Specializes in IMC, ICU, Telemetry.

I'd caution you about spreading yourself too thin and taking on another job, even though it sounds like HH will be more to your liking. Given the stress and anxiety of your MS job, you need to take full advantage of your time off to recuperate. If it's absolutely not possible to exit the MS position because of the contract, be sure to take extra care of yourself. I think the time spent in a 2nd job might add to your anxiety, especially the first few weeks when you're learning the new job.

It's not usual for a new grad to go into HH, they typically want 1-2yrs experience - that they would hire a new grad 3 mos out and only 3 wks flying solo - big red flag.

Specializes in ED/trauma.
I'd caution you about spreading yourself too thin and taking on another job, even though it sounds like HH will be more to your liking.
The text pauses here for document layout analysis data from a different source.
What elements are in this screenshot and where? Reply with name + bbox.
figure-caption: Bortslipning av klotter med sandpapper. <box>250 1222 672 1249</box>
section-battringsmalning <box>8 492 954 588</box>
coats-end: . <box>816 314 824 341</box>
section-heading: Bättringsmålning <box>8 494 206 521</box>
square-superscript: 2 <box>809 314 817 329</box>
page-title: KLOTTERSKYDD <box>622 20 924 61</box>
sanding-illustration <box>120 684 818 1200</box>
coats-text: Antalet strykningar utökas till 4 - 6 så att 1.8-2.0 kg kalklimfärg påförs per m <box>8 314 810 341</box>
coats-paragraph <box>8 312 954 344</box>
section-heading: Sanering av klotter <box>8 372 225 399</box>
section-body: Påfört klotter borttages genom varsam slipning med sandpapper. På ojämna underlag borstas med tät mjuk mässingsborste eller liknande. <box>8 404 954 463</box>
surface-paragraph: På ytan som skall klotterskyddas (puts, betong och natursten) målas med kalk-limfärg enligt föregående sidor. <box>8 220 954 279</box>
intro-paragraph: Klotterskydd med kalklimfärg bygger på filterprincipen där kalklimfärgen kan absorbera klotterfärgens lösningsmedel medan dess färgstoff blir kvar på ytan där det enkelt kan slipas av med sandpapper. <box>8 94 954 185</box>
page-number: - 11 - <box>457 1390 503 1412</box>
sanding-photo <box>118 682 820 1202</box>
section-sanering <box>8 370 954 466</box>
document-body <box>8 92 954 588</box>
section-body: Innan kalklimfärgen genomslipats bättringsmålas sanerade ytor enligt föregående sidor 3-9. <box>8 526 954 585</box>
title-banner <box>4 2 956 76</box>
Given the stress and anxiety of your MS job, you need to take full advantage of your time off to recuperate. If it's absolutely not possible to exit the MS position because of the contract, be sure to take extra care of yourself. I think the time spent in a 2nd job might add to your anxiety, especially the first few weeks when you're learning the new job.
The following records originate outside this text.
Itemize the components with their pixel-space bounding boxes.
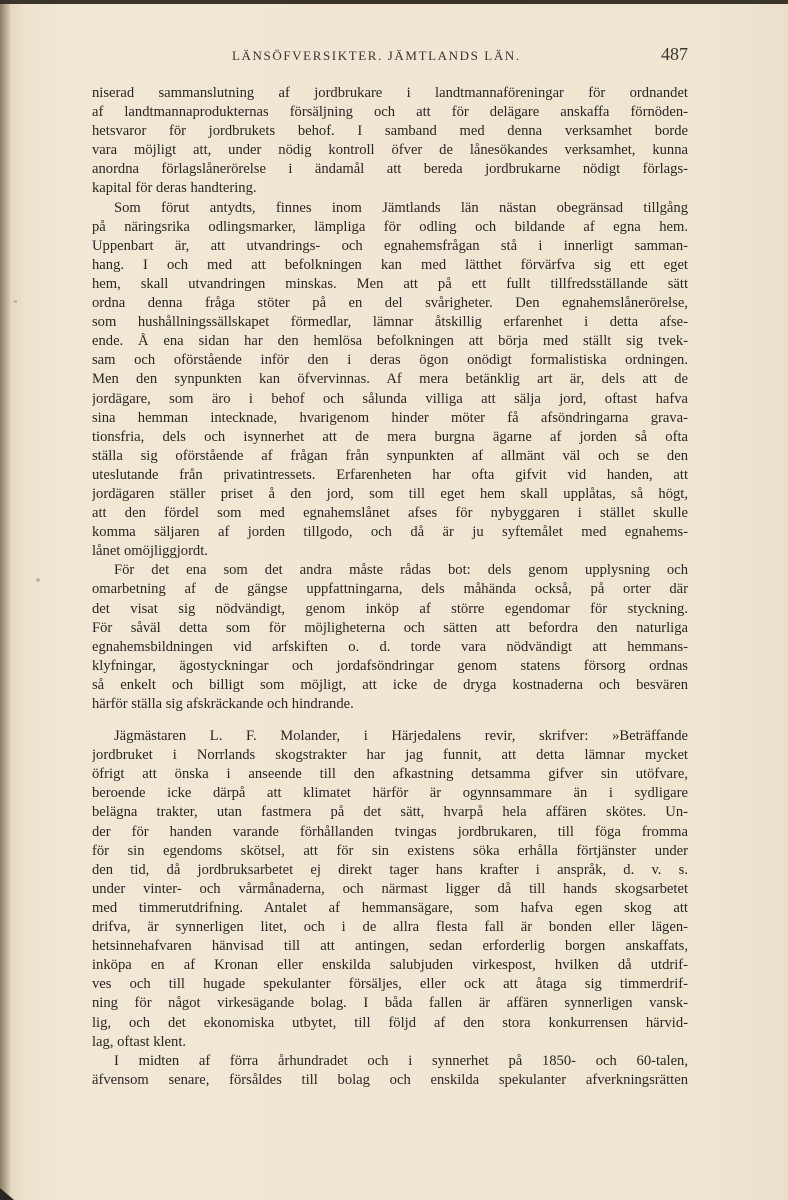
paragraph — [92, 1052, 688, 1090]
text-line: ning för något virkesägande bolag. I båda fallen är affären synnerligen vansk- — [92, 995, 688, 1012]
text-line: beroende icke därpå att klimatet härför är ogynnsammare än i sydligare — [92, 785, 688, 802]
text-line: öfrigt att önska i anseende till den afkastning detsamma gifver sin utöfvare, — [92, 766, 688, 783]
paragraph — [92, 199, 688, 562]
text-line: hetsinnehafvaren hänvisad till att antingen, sedan erforderlig borgen anskaffats, — [92, 938, 688, 955]
text-line: hetsvaror för jordbrukets behof. I samband med denna verksamhet borde — [92, 123, 688, 140]
text-line: på näringsrika odlingsmarker, lämpliga för odling och bildande af egna hem. — [92, 218, 688, 235]
text-line: drifva, är synnerligen litet, och i de allra flesta fall är bonden eller lägen- — [92, 919, 688, 936]
text-line: så enkelt och billigt som möjligt, att icke de dryga kostnaderna och besvären — [92, 676, 688, 693]
text-line: komma säljaren af jorden tillgodo, och då är ju syftemålet med egnahems- — [92, 524, 688, 541]
text-line: tionsfria, dels och isynnerhet att de mera burgna ägarne af jorden så ofta — [92, 428, 688, 445]
text-line: lig, och det ekonomiska utbytet, till följd af den stora konkurrensen härvid- — [92, 1014, 688, 1031]
text-line: att den fördel som med egnahemslånet afses för nybyggaren i stället skulle — [92, 505, 688, 522]
page-header — [92, 44, 688, 72]
text-line: För det ena som det andra måste rådas bot: dels genom upplysning och — [114, 562, 688, 579]
text-line: omarbetning af de gängse uppfattningarna, dels måhända också, på orter där — [92, 581, 688, 598]
text-line: uteslutande från privatintressets. Erfarenheten har ofta gifvit vid handen, att — [92, 466, 688, 483]
text-line: lag, oftast klent. — [92, 1033, 187, 1050]
paragraph — [92, 727, 688, 1052]
text-line: anordna förlagslånerörelse i ändamål att bereda jordbrukarne nödigt förlags- — [92, 161, 688, 178]
text-line: För såväl detta som för möjligheterna och sätten att befordra den naturliga — [92, 619, 688, 636]
page-number: 487 — [661, 44, 688, 64]
text-line: som hushållningssällskapet förmedlar, lämnar åtskillig erfarenhet i detta afse- — [92, 314, 688, 331]
text-line: sam och oförstående inför den i deras ögon onödigt formalistiska ordningen. — [92, 352, 688, 369]
paragraph-gap — [92, 714, 688, 727]
text-line: med timmerutdrifning. Antalet af hemmansägare, som hafva egen skog att — [92, 899, 688, 916]
text-line: jordägare, som äro i behof och sålunda villiga att sälja jord, oftast hafva — [92, 390, 688, 407]
text-line: ställa sig oförstående af frågan från synpunkten af allmänt väl och se den — [92, 447, 688, 464]
text-line: ordna denna fråga stöter på en del svårigheter. Den egnahemslånerörelse, — [92, 295, 688, 312]
text-line: Men den synpunkten kan öfvervinnas. Af mera betänklig art är, dels att de — [92, 371, 688, 388]
text-line: hang. I och med att befolkningen kan med lätthet förvärfva sig ett eget — [92, 256, 688, 273]
text-line: härför ställa sig afskräckande och hindrande. — [92, 696, 354, 712]
text-line: ende. Å ena sidan har den hemlösa befolkningen att börja med ställt sig tvek- — [92, 333, 688, 350]
text-line: under vinter- och vårmånaderna, och närmast ligger då till hands skogsarbetet — [92, 880, 688, 897]
text-line: belägna trakter, utan fastmera på det sätt, hvarpå hela affären skötes. Un- — [92, 804, 688, 821]
text-line: kapital för deras handtering. — [92, 180, 257, 197]
text-line: lånet omöjliggjordt. — [92, 543, 208, 560]
text-line: af landtmannaprodukternas försäljning och att för delägare anskaffa förnöden- — [92, 104, 688, 121]
text-line: Som förut antydts, finnes inom Jämtlands län nästan obegränsad tillgång — [114, 199, 688, 216]
text-line: Uppenbart är, att utvandrings- och egnahemsfrågan stå i innerligt samman- — [92, 237, 688, 254]
text-line: niserad sammanslutning af jordbrukare i landtmannaföreningar för ordnandet — [92, 85, 688, 101]
text-line: jordägaren ställer priset å den jord, som till eget hem skall upplåtas, så högt, — [92, 485, 688, 502]
top-rule — [0, 0, 788, 4]
paragraph — [92, 561, 688, 714]
text-line: hem, skall utvandringen minskas. Men att på ett fullt tillfredsställande sätt — [92, 275, 688, 292]
text-line: vara möjligt att, under nödig kontroll öfver de lånesökandes verksamhet, kunna — [92, 142, 688, 159]
text-line: för sin egendoms skötsel, att för sin existens söka erhålla förtjänster under — [92, 842, 688, 859]
corner-mark — [0, 1188, 14, 1200]
paragraph — [92, 84, 688, 199]
text-line: inköpa en af Kronan eller enskilda salubjuden virkespost, hvilken då utdrif- — [92, 957, 688, 974]
page-binding-edge — [0, 0, 10, 1200]
text-line: klyfningar, ägostyckningar och jordafsöndringar genom statens försorg ordnas — [92, 657, 688, 674]
text-line: den tid, då jordbruksarbetet ej direkt tager hans krafter i anspråk, d. v. s. — [92, 861, 688, 878]
text-line: Jägmästaren L. F. Molander, i Härjedalens revir, skrifver: »Beträffande — [114, 728, 688, 745]
text-line: jordbruket i Norrlands skogstrakter har jag funnit, att detta lämnar mycket — [92, 747, 688, 764]
body-text — [92, 84, 688, 1090]
text-line: äfvensom senare, försåldes till bolag och enskilda spekulanter afverkningsrätten — [92, 1071, 688, 1088]
text-line: der för handen varande förhållanden tvingas jordbrukaren, till föga fromma — [92, 823, 688, 840]
text-line: det visat sig nödvändigt, genom inköp af större egendomar för styckning. — [92, 600, 688, 617]
text-line: ves och till hugade spekulanter försäljes, eller ock att åtaga sig timmerdrif- — [92, 976, 688, 993]
paper-spot — [36, 578, 40, 582]
text-line: sina hemman intecknade, hvarigenom hinder möter få afsöndringarna grava- — [92, 409, 688, 426]
paper-spot — [14, 300, 17, 303]
running-head: LÄNSÖFVERSIKTER. JÄMTLANDS LÄN. — [232, 48, 521, 63]
text-line: I midten af förra århundradet och i synnerhet på 1850- och 60-talen, — [114, 1052, 688, 1069]
text-line: egnahemsbildningen vid arfskiften o. d. torde vara nödvändigt att hemmans- — [92, 638, 688, 655]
I've thought about that too, but I need the money and think it would be worse for me to work OT at my current job, as I imagine I'd burn out immediately if I worked even 1 extra shift per week. With the HH job, I only have to work 4-6 hrs/wk to start with the option of going full time in the future.

It's not usual for a new grad to go into HH, they typically want 1-2yrs experience - that they would hire a new grad 3 mos out and only 3 wks flying solo - big red flag.

I had heard the same thing. I actually got a referral from a very good friend who knows me very well. I was explaining to her my concerns about burning out, so she referred me to a friend of hers. This company wants to remain small. The DON actually is quite young and feels the same way about hospital nursing as I do. I told her that I love nursing but feel like I'm not as able to "care" for my patients as I had always dreamed. She said she'd felt the same way, which is how she ended up in HH. I asked her about hiring a new grad, and she said she actually liked the idea of setting me up with a mentor to train me fully (again, with the prospect of working for them full-time in the future). (Her willingness to hire me was also based on this outstanding referral she was given.) Normally, I would have thought "red flag" too, but her explanations made it more reasonable.

Thanks for your input!

Specializes in Adult Acute Care Medicine.

  • "Fortunately, I have learned always to go to lunch, no matter what! "

I just wanted to congratulate you on this! Keep taking care of yourself! :nuke:

As a new nurse, I still have difficulty with this. About a month ago I vowed never to go another shift without eating...but it happened tonight..I was SO busy and still not sure what I could have done differently....

Anyhow keep up your routine of making sure you do your own "self care" ...It sounds like you are very contientious and give excellent pt care.

I hope things continue to get easier.:redbeathe

-Jessica

Specializes in ICU.
Specializes in cardiac rehab, medical/tele, psychiatric.

I could have written that! I was the same for about 6 months..then I realized that my anxiety was getting in the way, so I would stop and take a breath and remind myself that if I was running behind, my med pass (or whatever) would get done, and lo and behold, by the end of the day, everything was done.